One method that works well for plotting your novel is to brainstorm or mindmap. What this means is create a sentence of an idea then draw a circle around it. From this circle start coming up with other ideas that stem from this first one. Then draw a circle around the second idea for your plot. From here you can expand on the first circle or the second as you gain ideas for your plot. You can expand as much as you want, the idea here is that you will come up with many ideas to turn into plot points. They may be the main story line or they may turn into sub plots. Keep along this path until you feel you’ve got enough ideas to start building your plot.

Okay, you’ve got a bunch of great ideas for your plot. Now what?

You will want to start putting these ideas down in a logical manner. Start with plot points that will set up the rest of the story, such as prologue ideas that give a bit of back story and set up the plot for the main character.

Take a sheet of paper and start with either the prologue or chapter one. In the first line, write down the plot point idea you have. For some writers, writing just a sentence about the plot here is all that they need, while other writers have a more drawn out plot description for each chapter. Try both ways and see which works best for you.

An example of a drawn out plot would consist of what the plot point is, such as: The main character must decide whether to save the girl or get away. At this point you have an idea of the set up. Now you might want to list what the scene or chapter will look like. Give a description of what the area looks like and add a few details here to add flavor. Next, give a reason as to why this is happening now. Is it to introduce a character or characters? To further the plot? To give information to the reader that they will need soon? It is essential to realize why you have this plot point in your story. If you can’t articulate exactly why this plot point is here and the purpose for it, then you may want to either scrap this plot point or rework it until it makes sense to you as to why it is in your novel.

Continue to do this for the remainder of the plots that you have developed. Work them into the outline for each chapter that you have in your book. Look at how the sub plots mesh with the main story line. Do they run parallel to each other and never cross, or does the sub plot somehow intertwine with the rest of the story? And don’t think you are limited to just one sub plot. Make as many as you want, and need, to keep the action going. Just don’t forget to tie up your sub plots before you finish your novel. No loose ends please.

One final piece of advice that I like to use is a story line. This helps me visualize the plots in my novel. I draw on a white board, although you can do this on paper as well. Draw a line. At the left hand side of the line is when the story starts and the right hand side of the line is when the story ends.
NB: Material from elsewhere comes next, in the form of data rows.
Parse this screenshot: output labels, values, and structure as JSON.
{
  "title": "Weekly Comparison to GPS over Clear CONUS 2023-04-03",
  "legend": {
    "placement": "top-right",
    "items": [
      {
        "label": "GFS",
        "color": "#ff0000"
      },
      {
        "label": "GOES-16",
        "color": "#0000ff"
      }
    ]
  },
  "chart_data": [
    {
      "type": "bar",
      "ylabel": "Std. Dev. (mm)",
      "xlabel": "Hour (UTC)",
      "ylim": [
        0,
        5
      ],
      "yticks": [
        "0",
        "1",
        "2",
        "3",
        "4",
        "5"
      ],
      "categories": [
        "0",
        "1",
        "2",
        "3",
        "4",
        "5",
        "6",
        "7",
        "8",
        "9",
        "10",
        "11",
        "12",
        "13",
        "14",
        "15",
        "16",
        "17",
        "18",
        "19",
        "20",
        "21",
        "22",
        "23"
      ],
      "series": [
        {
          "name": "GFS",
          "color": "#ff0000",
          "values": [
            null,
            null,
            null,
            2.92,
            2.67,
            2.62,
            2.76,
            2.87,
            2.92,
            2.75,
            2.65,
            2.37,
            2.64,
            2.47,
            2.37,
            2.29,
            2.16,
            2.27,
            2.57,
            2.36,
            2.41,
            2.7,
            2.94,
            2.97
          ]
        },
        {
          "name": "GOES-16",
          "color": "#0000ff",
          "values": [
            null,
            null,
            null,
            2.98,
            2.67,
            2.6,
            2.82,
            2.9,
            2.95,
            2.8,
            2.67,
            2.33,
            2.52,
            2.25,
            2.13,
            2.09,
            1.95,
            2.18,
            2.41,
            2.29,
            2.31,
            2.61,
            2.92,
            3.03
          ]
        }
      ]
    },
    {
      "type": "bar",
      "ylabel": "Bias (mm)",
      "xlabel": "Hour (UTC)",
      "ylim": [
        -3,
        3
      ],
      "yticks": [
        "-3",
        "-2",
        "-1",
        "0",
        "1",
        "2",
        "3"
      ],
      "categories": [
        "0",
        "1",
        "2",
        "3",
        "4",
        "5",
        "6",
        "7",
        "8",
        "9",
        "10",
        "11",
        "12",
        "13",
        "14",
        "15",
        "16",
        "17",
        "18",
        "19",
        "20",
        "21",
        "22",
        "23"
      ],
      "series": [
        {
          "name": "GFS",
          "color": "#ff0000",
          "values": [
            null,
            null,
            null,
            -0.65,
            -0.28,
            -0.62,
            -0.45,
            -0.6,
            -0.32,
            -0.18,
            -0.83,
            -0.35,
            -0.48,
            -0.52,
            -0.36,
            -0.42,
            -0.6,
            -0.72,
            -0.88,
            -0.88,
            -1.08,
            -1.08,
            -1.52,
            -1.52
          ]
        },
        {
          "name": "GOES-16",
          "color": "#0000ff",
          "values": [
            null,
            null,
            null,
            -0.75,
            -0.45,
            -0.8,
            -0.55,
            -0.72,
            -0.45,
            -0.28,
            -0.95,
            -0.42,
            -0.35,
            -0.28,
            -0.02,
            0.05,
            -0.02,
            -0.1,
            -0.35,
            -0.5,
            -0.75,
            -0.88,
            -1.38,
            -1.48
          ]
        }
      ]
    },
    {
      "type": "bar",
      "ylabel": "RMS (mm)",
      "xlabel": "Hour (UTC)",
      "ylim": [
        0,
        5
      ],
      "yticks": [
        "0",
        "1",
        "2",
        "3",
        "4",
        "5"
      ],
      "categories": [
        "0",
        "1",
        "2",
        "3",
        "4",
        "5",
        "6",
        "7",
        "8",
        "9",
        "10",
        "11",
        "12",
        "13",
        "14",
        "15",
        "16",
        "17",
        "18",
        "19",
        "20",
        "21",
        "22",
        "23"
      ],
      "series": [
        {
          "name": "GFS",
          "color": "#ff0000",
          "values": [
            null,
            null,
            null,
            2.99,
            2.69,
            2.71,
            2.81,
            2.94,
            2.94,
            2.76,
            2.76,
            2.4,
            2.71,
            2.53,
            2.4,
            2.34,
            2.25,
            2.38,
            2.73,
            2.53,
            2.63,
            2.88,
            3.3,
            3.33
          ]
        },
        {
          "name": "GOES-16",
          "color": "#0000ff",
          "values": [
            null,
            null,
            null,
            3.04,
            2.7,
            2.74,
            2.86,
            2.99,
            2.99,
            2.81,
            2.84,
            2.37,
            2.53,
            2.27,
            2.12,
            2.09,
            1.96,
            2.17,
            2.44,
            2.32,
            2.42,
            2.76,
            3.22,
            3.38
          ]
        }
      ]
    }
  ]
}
Anything before the left hand side of the line is all back story and this is where I will write in a few sentences about the major back story of my novel.

I then will draw arcs somewhere along the line for my sub plots. This may start at the same spot as the beginning of the line on the left hand side- the same time the main story line starts, or it may start later along the line running to the right.

These arcs will then be labeled with a name of the sub plot that means something to me. That way I can tell where my sub plots start and end within the story.

On the main story line, I will create hash marks that intersect the main story line at various points along the line. This lets me know where in the time line of the story that a major part of the story line is going to start or end.

You don’t have to fear plotting out your novel any more than just getting the story down in the first draft. And remember, while plotting your novel may help you get the story down, don’t be ruled by your plot points and your outline. In the first draft at least, if you come up with another great idea- go with it and adjust your outline accordingly.